Among the very oldest of the national forests in the eastern U.S., the Pisgah is downright legendary for its recreational opportunities and scenery. The fact that its Southern Appalachian mountainscapes are so readily reached from Asheville—among the East’s foremost outdoorsy hubs—has only enhanced its reputation.
The Pisgah covers more than 500,000 acres of the Blue Ridge Mountains in western North Carolina. This is some of the highest and most rugged terrains in eastern North America, with numerous peaks and ridgetops exceeding 6,000 feet. Blue Ridge subranges with some of their acreage on the Pisgah include the Black Mountains, Great Balsams, Roan Highlands, and Great Craggies.
The Pisgah is managed alongside the Nantahala and Croatan national forests as one unit: the “National Forests of North Carolina.” This collective forestland is managed out of the Forest Supervisor’s Office in Asheville. The Pisgah proper is broken into three ranger districts. The Appalachian R.D. is based in Mars Hill, the Grandfather R.D. in Nebo, and the Pisgah R.D. in Pisgah Forest, also home to the Pisgah Visitor Center.
The first school of forestry in the U.S., the Biltmore Forest School, was based on the Pisgah. You can visit this site and enjoy interpretive exhibits and guided activities at the 6,500-acre Cradle of Forestry in America attraction.
Three federal wilderness areas—two of them among the first designated in the U.S.—fall within the Pisgah National Forest. With motorized vehicles and equipment banned, these protected areas provide a taste for the Southern Appalachians at their most deliciously primitive.
In the Great Balsam Mountains, the 18-477-acre Shining Rock Wilderness ranks as the biggest wilderness area in North Carolina. It tops out on 6,030-foot Cold Mountain, among the legendary Southern Appalachian peaks. Bordering the Shining Rock is the 7,482-acre Middle Prong, crossed by the Mountains-to-Sea and Green Mountain trails.
Then there’s the 11,653-acre Linville Gorge Wilderness, which encompasses the namesake chasm often called the “Grand Canyon of the Southeast.” Heading at magnificent Linville Falls, the Linville Gorge reaches close to 3,000 feet at its deepest and sees the Linville River drop some 2,000 feet en route to the Catawba Valley below. The views of the gorge from scenic promontories such as Table Rock and Hawksbill Mountain are unforgettable. The Linville Gorge also preserves significant swaths of old-growth forest.

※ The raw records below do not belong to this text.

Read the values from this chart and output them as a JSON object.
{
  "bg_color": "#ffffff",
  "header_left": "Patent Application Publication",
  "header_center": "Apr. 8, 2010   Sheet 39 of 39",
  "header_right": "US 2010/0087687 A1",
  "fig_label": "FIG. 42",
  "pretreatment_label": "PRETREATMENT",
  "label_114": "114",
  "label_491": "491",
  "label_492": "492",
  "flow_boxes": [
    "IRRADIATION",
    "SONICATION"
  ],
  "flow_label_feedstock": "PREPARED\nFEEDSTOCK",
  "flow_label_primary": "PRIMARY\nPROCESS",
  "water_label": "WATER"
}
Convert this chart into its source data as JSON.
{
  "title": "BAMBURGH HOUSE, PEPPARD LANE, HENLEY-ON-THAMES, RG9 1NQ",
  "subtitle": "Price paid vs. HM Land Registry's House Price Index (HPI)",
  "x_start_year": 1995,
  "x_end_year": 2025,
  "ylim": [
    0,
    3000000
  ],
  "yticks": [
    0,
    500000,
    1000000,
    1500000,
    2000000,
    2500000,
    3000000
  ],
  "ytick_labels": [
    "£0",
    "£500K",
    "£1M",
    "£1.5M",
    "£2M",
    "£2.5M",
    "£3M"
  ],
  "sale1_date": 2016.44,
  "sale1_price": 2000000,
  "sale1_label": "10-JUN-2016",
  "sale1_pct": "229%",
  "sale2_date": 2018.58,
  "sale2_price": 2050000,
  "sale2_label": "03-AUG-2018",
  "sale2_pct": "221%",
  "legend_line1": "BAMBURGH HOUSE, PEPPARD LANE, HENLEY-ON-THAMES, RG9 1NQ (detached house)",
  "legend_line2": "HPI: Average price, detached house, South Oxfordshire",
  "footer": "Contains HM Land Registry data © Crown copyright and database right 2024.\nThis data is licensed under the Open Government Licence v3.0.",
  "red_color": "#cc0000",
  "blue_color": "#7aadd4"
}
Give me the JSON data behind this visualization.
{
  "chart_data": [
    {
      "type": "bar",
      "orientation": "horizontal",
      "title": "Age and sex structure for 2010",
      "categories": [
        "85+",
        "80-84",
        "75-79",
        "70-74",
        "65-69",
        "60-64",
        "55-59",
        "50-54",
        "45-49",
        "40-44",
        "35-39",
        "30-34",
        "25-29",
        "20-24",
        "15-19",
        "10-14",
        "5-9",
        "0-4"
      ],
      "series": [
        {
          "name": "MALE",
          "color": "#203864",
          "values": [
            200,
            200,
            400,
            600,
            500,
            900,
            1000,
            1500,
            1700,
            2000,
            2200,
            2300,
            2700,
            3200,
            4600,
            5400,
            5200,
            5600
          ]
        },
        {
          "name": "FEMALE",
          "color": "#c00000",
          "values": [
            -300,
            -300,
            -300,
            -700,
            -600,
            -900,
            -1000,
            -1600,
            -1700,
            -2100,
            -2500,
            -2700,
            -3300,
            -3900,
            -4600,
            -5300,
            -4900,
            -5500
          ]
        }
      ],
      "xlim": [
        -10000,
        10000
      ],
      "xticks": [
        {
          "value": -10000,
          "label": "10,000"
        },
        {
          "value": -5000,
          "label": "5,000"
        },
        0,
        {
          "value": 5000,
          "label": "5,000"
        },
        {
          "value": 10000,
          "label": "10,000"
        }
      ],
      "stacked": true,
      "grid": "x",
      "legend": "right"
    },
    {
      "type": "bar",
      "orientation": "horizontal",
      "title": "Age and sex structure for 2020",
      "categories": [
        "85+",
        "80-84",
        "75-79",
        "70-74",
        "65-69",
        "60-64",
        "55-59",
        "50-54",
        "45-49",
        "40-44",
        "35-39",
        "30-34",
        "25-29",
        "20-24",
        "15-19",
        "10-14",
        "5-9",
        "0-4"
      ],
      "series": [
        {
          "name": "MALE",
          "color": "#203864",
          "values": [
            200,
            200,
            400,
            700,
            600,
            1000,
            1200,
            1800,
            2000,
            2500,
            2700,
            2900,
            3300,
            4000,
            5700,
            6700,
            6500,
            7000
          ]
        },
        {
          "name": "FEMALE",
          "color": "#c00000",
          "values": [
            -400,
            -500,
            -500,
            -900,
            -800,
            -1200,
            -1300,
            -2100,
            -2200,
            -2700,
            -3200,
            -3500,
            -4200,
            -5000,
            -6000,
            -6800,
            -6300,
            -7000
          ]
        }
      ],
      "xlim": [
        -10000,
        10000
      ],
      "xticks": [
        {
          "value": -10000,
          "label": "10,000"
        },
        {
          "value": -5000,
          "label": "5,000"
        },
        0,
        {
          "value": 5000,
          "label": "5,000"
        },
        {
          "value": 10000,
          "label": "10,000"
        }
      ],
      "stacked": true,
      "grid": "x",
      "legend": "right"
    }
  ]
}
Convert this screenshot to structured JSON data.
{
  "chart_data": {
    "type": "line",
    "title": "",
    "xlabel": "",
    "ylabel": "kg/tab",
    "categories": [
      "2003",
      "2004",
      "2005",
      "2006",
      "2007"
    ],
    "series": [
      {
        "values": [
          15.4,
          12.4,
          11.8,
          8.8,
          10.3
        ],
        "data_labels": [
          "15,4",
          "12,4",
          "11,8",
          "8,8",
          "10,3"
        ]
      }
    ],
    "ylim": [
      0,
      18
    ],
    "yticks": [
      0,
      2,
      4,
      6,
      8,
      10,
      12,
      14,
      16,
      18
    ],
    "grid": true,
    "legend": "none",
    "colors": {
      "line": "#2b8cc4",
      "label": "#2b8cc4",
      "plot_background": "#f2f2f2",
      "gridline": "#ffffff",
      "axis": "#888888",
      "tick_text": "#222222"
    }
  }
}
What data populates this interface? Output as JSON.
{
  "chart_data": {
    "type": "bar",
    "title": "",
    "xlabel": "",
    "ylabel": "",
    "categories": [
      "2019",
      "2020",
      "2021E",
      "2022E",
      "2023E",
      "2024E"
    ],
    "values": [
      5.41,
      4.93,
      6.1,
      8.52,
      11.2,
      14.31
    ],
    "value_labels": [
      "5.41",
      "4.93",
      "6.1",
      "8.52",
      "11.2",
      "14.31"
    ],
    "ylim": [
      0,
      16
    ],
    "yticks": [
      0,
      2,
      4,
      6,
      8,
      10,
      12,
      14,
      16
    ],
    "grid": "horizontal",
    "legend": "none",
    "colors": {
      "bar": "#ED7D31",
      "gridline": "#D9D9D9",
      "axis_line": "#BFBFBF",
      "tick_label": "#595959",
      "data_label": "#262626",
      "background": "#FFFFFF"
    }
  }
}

While backpackers and backcountry hunters and anglers enjoy the remote challenges of the Pisgah’s wildernesses, there are plenty of more accessible and developed recreational sites on the Forest. These include designated campgrounds such as Harmon Den, Black Mountain, Lake Powhatan, and Carolina Hemlocks. Sightseers savor the vistas along the 79-mile-long Forest Heritage National Scenic Byway.
Some of the greatest hikes in Asheville’s general vicinity lie on the Pisgah, from Fryingpan Mountain Lookout to Looking Glass Rock and Max Patch (a highlight of the Appalachian Trail). Mountain-biking opportunities are equally rich. There’s world-class trout fishing on offer, plus whitewater rafting and tubing on the French Broad and other rivers. Rock climbers seek out spots such as Slate Rock, Little Lost Cove Cliffs, and the Curtis Creek bouldering area.
The Pisgah embodies the multiple-use appeal and rich history of America’s national forests. Whether you’re seeking a leisurely scenic drive or streamside picnic or thirst for backcountry adventure, this venerable—and beautiful—piece of public land delivers!
-Always check in with Pisgah National Forest ranger districts and/or the website before visiting. From weather conditions to fire danger to visitor overuse, certain areas may be closed or restricted.
-It’s also important to know in advance whether a particular recreational site or activity requires a pass, permit, or fee.